Minor Michael E, Morrissey Nicholas J, Peress Richard, Carroccio Alfio, Ellozy Sharif, Agarwal Gautam, Teodorescu Victoria, Hollier Larry H, Marin Michael L
Department of Surgery, Division of Vascular Surgery, The Mount Sinai School of Medicine, New York, NY 10029, USA.
J Vasc Surg. 2004 Apr;39(4):893-6. doi: 10.1016/j.jvs.2003.10.056.

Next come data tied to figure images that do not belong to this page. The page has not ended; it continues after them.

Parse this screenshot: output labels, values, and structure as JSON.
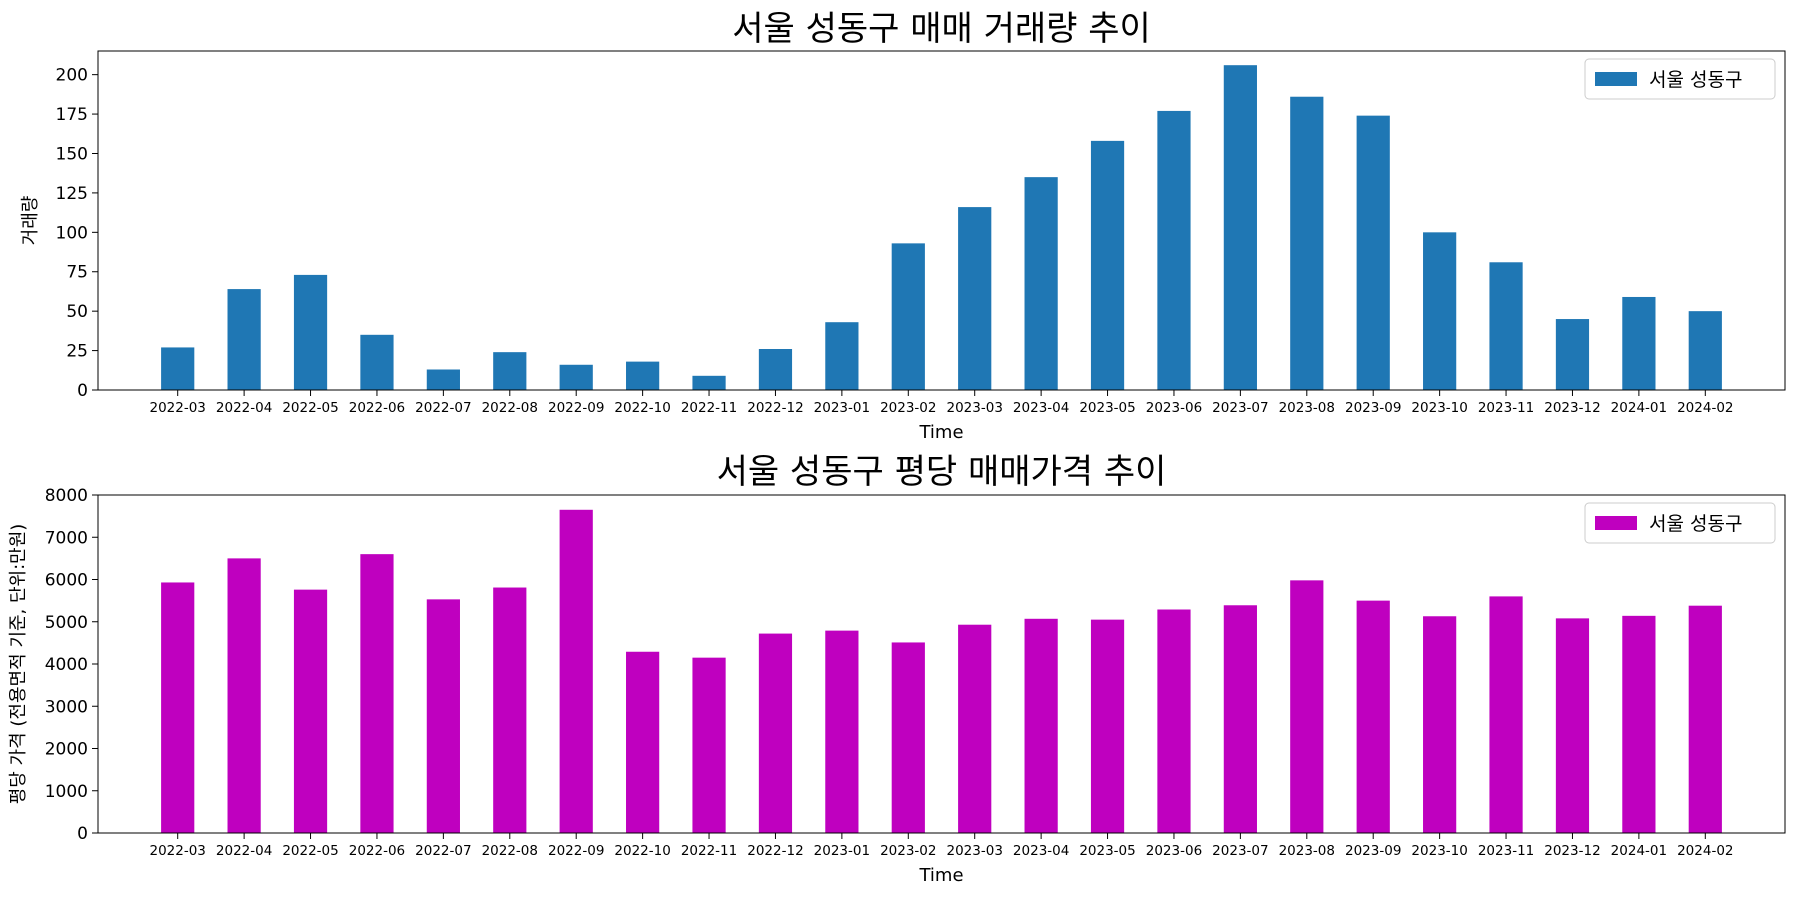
{
  "chart_data": [
    {
      "type": "bar",
      "title": "서울 성동구 매매 거래량 추이",
      "xlabel": "Time",
      "ylabel": "거래량",
      "ylim": [
        0,
        215
      ],
      "yticks": [
        0,
        25,
        50,
        75,
        100,
        125,
        150,
        175,
        200
      ],
      "grid": false,
      "legend_position": "top-right",
      "categories": [
        "2022-03",
        "2022-04",
        "2022-05",
        "2022-06",
        "2022-07",
        "2022-08",
        "2022-09",
        "2022-10",
        "2022-11",
        "2022-12",
        "2023-01",
        "2023-02",
        "2023-03",
        "2023-04",
        "2023-05",
        "2023-06",
        "2023-07",
        "2023-08",
        "2023-09",
        "2023-10",
        "2023-11",
        "2023-12",
        "2024-01",
        "2024-02"
      ],
      "series": [
        {
          "name": "서울 성동구",
          "color": "#1f77b4",
          "values": [
            27,
            64,
            73,
            35,
            13,
            24,
            16,
            18,
            9,
            26,
            43,
            93,
            116,
            135,
            158,
            177,
            206,
            186,
            174,
            100,
            81,
            45,
            59,
            50
          ]
        }
      ]
    },
    {
      "type": "bar",
      "title": "서울 성동구 평당 매매가격 추이",
      "xlabel": "Time",
      "ylabel": "평당 가격 (전용면적 기준, 단위:만원)",
      "ylim": [
        0,
        8000
      ],
      "yticks": [
        0,
        1000,
        2000,
        3000,
        4000,
        5000,
        6000,
        7000,
        8000
      ],
      "grid": false,
      "legend_position": "top-right",
      "categories": [
        "2022-03",
        "2022-04",
        "2022-05",
        "2022-06",
        "2022-07",
        "2022-08",
        "2022-09",
        "2022-10",
        "2022-11",
        "2022-12",
        "2023-01",
        "2023-02",
        "2023-03",
        "2023-04",
        "2023-05",
        "2023-06",
        "2023-07",
        "2023-08",
        "2023-09",
        "2023-10",
        "2023-11",
        "2023-12",
        "2024-01",
        "2024-02"
      ],
      "series": [
        {
          "name": "서울 성동구",
          "color": "#bf00bf",
          "values": [
            5930,
            6500,
            5760,
            6600,
            5530,
            5810,
            7650,
            4290,
            4150,
            4720,
            4790,
            4510,
            4930,
            5070,
            5050,
            5290,
            5390,
            5980,
            5500,
            5130,
            5600,
            5080,
            5140,
            5380
          ]
        }
      ]
    }
  ]
}
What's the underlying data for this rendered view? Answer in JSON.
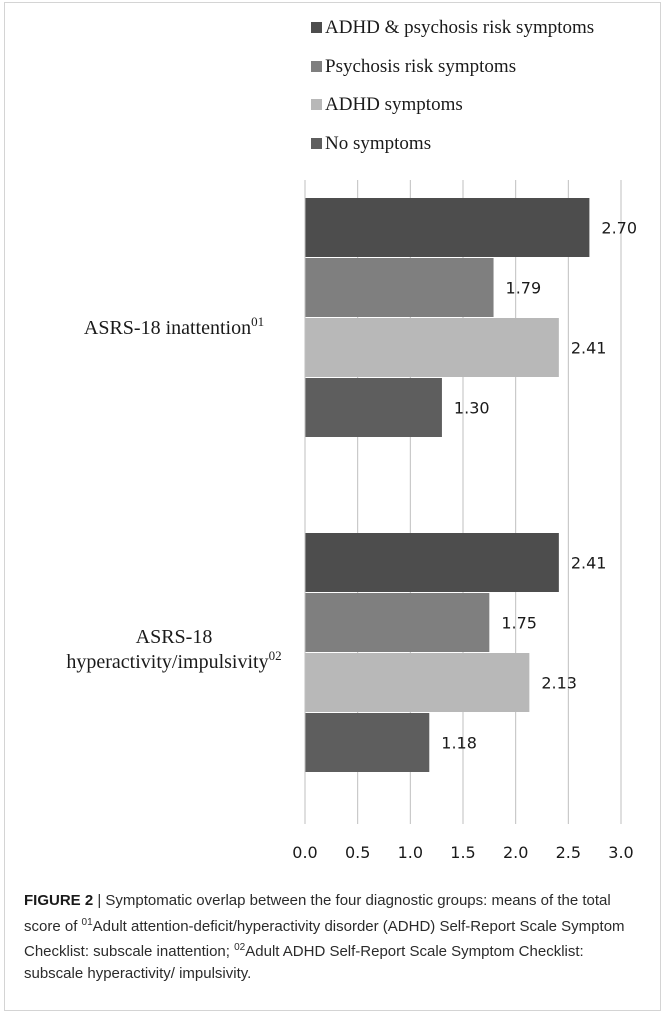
{
  "chart_data": {
    "type": "bar",
    "orientation": "horizontal",
    "categories": [
      "ASRS-18 inattention",
      "ASRS-18 hyperactivity/impulsivity"
    ],
    "category_markers": [
      "01",
      "02"
    ],
    "series": [
      {
        "name": "ADHD & psychosis risk symptoms",
        "values": [
          2.7,
          2.41
        ],
        "color": "#4d4d4d"
      },
      {
        "name": "Psychosis risk symptoms",
        "values": [
          1.79,
          1.75
        ],
        "color": "#7f7f7f"
      },
      {
        "name": "ADHD symptoms",
        "values": [
          2.41,
          2.13
        ],
        "color": "#b8b8b8"
      },
      {
        "name": "No symptoms",
        "values": [
          1.3,
          1.18
        ],
        "color": "#5e5e5e"
      }
    ],
    "xlim": [
      0,
      3.0
    ],
    "x_ticks": [
      "0.0",
      "0.5",
      "1.0",
      "1.5",
      "2.0",
      "2.5",
      "3.0"
    ],
    "data_labels": [
      [
        "2.70",
        "1.79",
        "2.41",
        "1.30"
      ],
      [
        "2.41",
        "1.75",
        "2.13",
        "1.18"
      ]
    ],
    "grid": true,
    "legend_position": "top-right"
  },
  "caption": {
    "label": "FIGURE 2",
    "separator": " | ",
    "text_1": "Symptomatic overlap between the four diagnostic groups: means of the total score of ",
    "marker_1": "01",
    "text_2": "Adult attention-deficit/hyperactivity disorder (ADHD) Self-Report Scale Symptom Checklist: subscale inattention; ",
    "marker_2": "02",
    "text_3": "Adult ADHD Self-Report Scale Symptom Checklist: subscale hyperactivity/ impulsivity."
  }
}
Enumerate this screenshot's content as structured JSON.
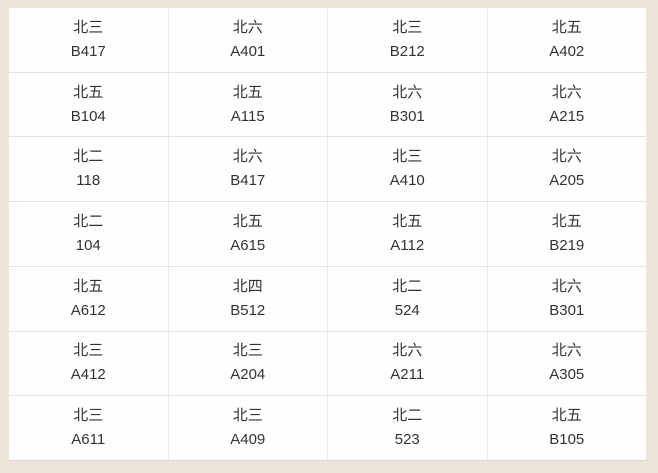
{
  "colors": {
    "page_background": "#ece5d8",
    "cell_background": "#fffdfd",
    "divider": "#e3e3e3",
    "bottom_edge": "#d6d6d6",
    "text": "#333333"
  },
  "table": {
    "rows": [
      {
        "cells": [
          {
            "building": "北三",
            "room": "B417"
          },
          {
            "building": "北六",
            "room": "A401"
          },
          {
            "building": "北三",
            "room": "B212"
          },
          {
            "building": "北五",
            "room": "A402"
          }
        ]
      },
      {
        "cells": [
          {
            "building": "北五",
            "room": "B104"
          },
          {
            "building": "北五",
            "room": "A115"
          },
          {
            "building": "北六",
            "room": "B301"
          },
          {
            "building": "北六",
            "room": "A215"
          }
        ]
      },
      {
        "cells": [
          {
            "building": "北二",
            "room": "118"
          },
          {
            "building": "北六",
            "room": "B417"
          },
          {
            "building": "北三",
            "room": "A410"
          },
          {
            "building": "北六",
            "room": "A205"
          }
        ]
      },
      {
        "cells": [
          {
            "building": "北二",
            "room": "104"
          },
          {
            "building": "北五",
            "room": "A615"
          },
          {
            "building": "北五",
            "room": "A112"
          },
          {
            "building": "北五",
            "room": "B219"
          }
        ]
      },
      {
        "cells": [
          {
            "building": "北五",
            "room": "A612"
          },
          {
            "building": "北四",
            "room": "B512"
          },
          {
            "building": "北二",
            "room": "524"
          },
          {
            "building": "北六",
            "room": "B301"
          }
        ]
      },
      {
        "cells": [
          {
            "building": "北三",
            "room": "A412"
          },
          {
            "building": "北三",
            "room": "A204"
          },
          {
            "building": "北六",
            "room": "A211"
          },
          {
            "building": "北六",
            "room": "A305"
          }
        ]
      },
      {
        "cells": [
          {
            "building": "北三",
            "room": "A611"
          },
          {
            "building": "北三",
            "room": "A409"
          },
          {
            "building": "北二",
            "room": "523"
          },
          {
            "building": "北五",
            "room": "B105"
          }
        ]
      }
    ]
  }
}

Iatrogenic aortic injuries after spinal surgery have been described, but are rare. We describe a case of a 77-year-old woman who underwent surgical correction of a debilitating spinal deformity at an outside institution. Postoperative thoracic spine radiographs and computed tomography scans revealed a misplaced pedicle screw at T5, which was impinging on the descending thoracic aortic wall. The patient was brought to the operating room, where a thoracic stent graft was deployed under fluoroscopic guidance as the malpositioned screw was manually retracted. The patient had an uneventful postoperative course, and was discharged within 24 hours. This case represents a rare but potentially morbid vascular complication of spinal instrumentation surgery that was successfully treated without the need for thoracotomy.
脊柱手术后医源性主动脉损伤已有报道,但较为罕见。我们描述了一例77岁女性患者,她在外部机构接受了严重脊柱畸形的手术矫正。术后胸椎X线片和计算机断层扫描显示T5椎弓根螺钉位置不当,压迫胸降主动脉壁。患者被送往手术室,在透视引导下置入胸主动脉覆膜支架,同时手动回撤位置不当的螺钉。患者术后恢复顺利,24小时内出院。该病例代表了脊柱内固定手术一种罕见但可能致命的血管并发症,无需开胸手术即成功治疗。